This alone doesn't imply that the limit we're dealing with is $0$, but now it will be much easier to prove that it is.
Let $\varepsilon>0$, and WLOG I'll assume that $\varepsilon < \pi$. If we choose $a$ such that $0<a<\dfrac{\varepsilon}{2}$, and $N\in\mathbb{N}$ which verifies $$n\geq N\implies \Bigg|\int_{a}^{\dfrac{\pi}{2}}\cos(t)^{n}dt\Bigg|=\int_{a}^{\dfrac{\pi}{2}}\cos(t)^{n}dt<\dfrac{\varepsilon}{2}$$ we have that, given $n\in\mathbb{N}, n\geq N$,
$$\Bigg|\int_{0}^{\dfrac{\pi}{2}}\cos(t)^{n}dt\Bigg|=\int_{0}^{\dfrac{\pi}{2}}\cos(t)^{n}dt=\int_{0}^{a}\cos(t)^{n}dt+\int_{a}^{\dfrac{\pi}{2}}\cos(t)^{n}dt\leq \int_{0}^{a}1dt+\int_{a}^{\dfrac{\pi}{2}}\cos(t)^{n}dt=a+\int_{a}^{\dfrac{\pi}{2}}\cos(t)^{n}dt<\dfrac{\varepsilon}{2}+\dfrac{\varepsilon}{2}=\varepsilon$$
So we can conclude that $$\lim_{n\to\infty}\int_{0}^{\dfrac{\pi}{2}}\cos(t)^{n}dt=0$$
On
Let $I_n=\int_0^{\pi/2}(\cos x)^ndx.$
For $x\in [0,\pi/2]$ we have $0\leq (\cos x)^{n+1}\leq (\cos x)^n\leq 1.$ So $0\leq I_{n+1}\leq I_n\leq \pi/2.$.... So $$L=\lim_{n\to \infty}I_n$$ exists and is not negative.

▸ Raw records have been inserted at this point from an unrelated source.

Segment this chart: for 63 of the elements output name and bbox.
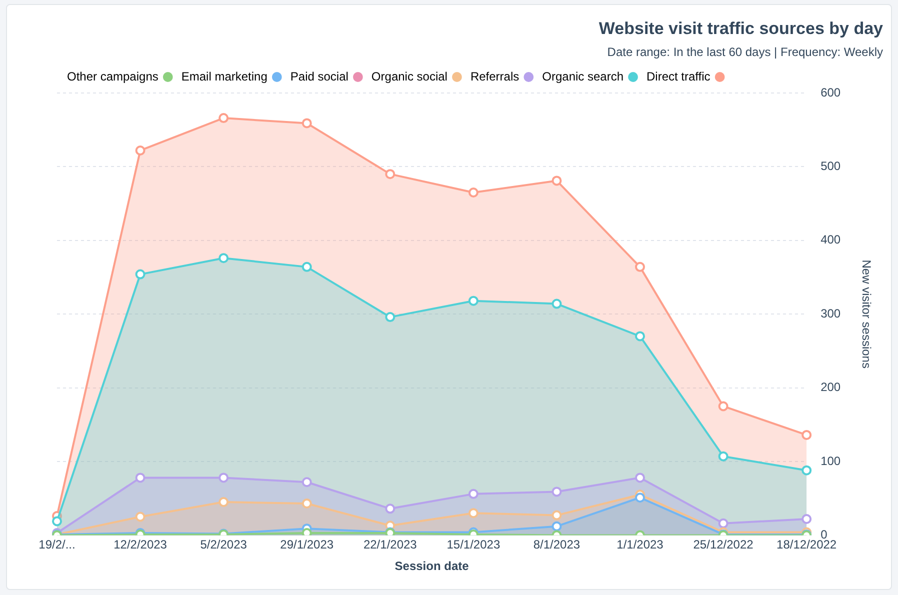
y-tick-label: 400	[820, 232, 841, 247]
y-tick-label: 500	[820, 159, 841, 174]
x-tick-label: 29/1/2023	[280, 538, 334, 552]
point	[302, 262, 312, 272]
point	[718, 451, 728, 462]
x-tick-label: 1/1/2023	[616, 538, 664, 552]
point	[635, 472, 646, 483]
point	[468, 296, 478, 306]
legend-label: Organic social	[371, 69, 448, 84]
y-tick-label: 200	[820, 380, 841, 394]
x-tick-label: 22/1/2023	[363, 538, 418, 552]
point	[552, 510, 562, 520]
y-tick-label: 100	[820, 454, 841, 468]
y-tick-label: 600	[820, 85, 841, 100]
chart-subtitle: Date range: In the last 60 days | Frequency: Weekly	[607, 45, 883, 59]
y-tick-label: 300	[820, 306, 841, 320]
point	[468, 187, 478, 198]
point	[552, 521, 562, 532]
point	[718, 401, 728, 412]
point	[635, 492, 646, 503]
point	[385, 504, 396, 514]
point	[302, 477, 312, 488]
x-axis-title: Session date	[394, 559, 470, 574]
legend-label: Referrals	[470, 69, 520, 84]
point	[635, 331, 646, 342]
point	[135, 512, 146, 522]
x-tick-label: 15/1/2023	[446, 538, 500, 552]
point	[718, 518, 728, 528]
x-tick-label: 18/12/2022	[776, 538, 837, 552]
point	[135, 472, 146, 483]
legend-label: Organic search	[542, 69, 624, 84]
point	[385, 169, 396, 180]
legend-label: Direct traffic	[646, 69, 710, 84]
point	[552, 298, 562, 309]
point	[302, 528, 312, 536]
point	[552, 486, 562, 497]
point	[468, 508, 478, 518]
legend-label: Other campaigns	[66, 69, 158, 84]
y-axis-title: New visitor sessions	[859, 260, 874, 368]
point	[802, 465, 812, 476]
point	[135, 269, 146, 280]
point	[52, 516, 62, 526]
point	[802, 430, 812, 440]
point	[302, 118, 312, 128]
point	[468, 488, 478, 499]
point	[552, 176, 562, 186]
point	[635, 262, 646, 272]
point	[135, 145, 146, 156]
point	[218, 497, 229, 508]
point	[302, 498, 312, 509]
point	[385, 312, 396, 322]
point	[218, 113, 229, 124]
point	[802, 514, 812, 524]
legend-label: Paid social	[290, 69, 348, 84]
point	[218, 472, 229, 483]
x-tick-label: 25/12/2022	[693, 538, 754, 552]
x-tick-label: 5/2/2023	[200, 538, 248, 552]
x-tick-label: 8/1/2023	[533, 538, 580, 552]
x-tick-label: 19/2/...	[38, 538, 76, 552]
point	[218, 253, 229, 264]
x-tick-label: 12/2/2023	[114, 538, 168, 552]
chart-title: Website visit traffic sources by day	[598, 19, 883, 39]
legend-label: Email marketing	[181, 69, 268, 84]
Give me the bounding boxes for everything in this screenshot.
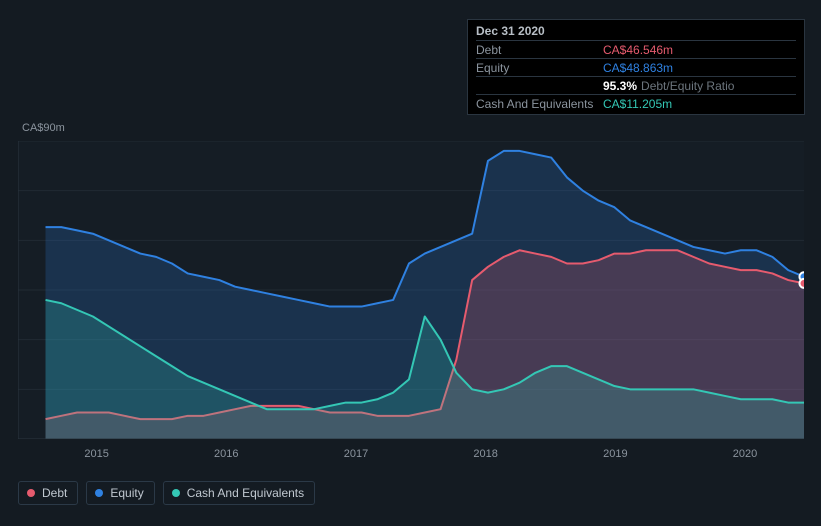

For $k\geq 1$ we have $$I_n=\int_0^{\pi/2k}(\cos x)^ndx +\int_{\pi/2k}^{\pi/2}(\cos x)^ndx\leq$$ $$\leq \int_0^{\pi/2k}(1)^ndx+\int_{\pi/2k}^{\pi/2}(\cos \pi/2k)^ndx=$$ $$=\pi/2k+(\pi/2-\pi/2k)(\cos \pi/2k)^n.$$ In this last expression, keeping $k$ fixed and letting $n \to \infty,$ we have $(\cos \pi/2k)^n\to 0.$ Therefore $$L\leq \pi/2k +(\pi/2-\pi/2k)(0)=\pi /2k.$$ That is, $$\forall k\geq 1\;(0\leq L\leq \pi/2k).$$ So $L=0.$
HINT: $\forall\varepsilon>0 \exists\delta>0: \cos x<1-\varepsilon$ on $(\delta,\pi/2]$ and $\delta$ decreases to $0$ when $\varepsilon$ tends to $0$.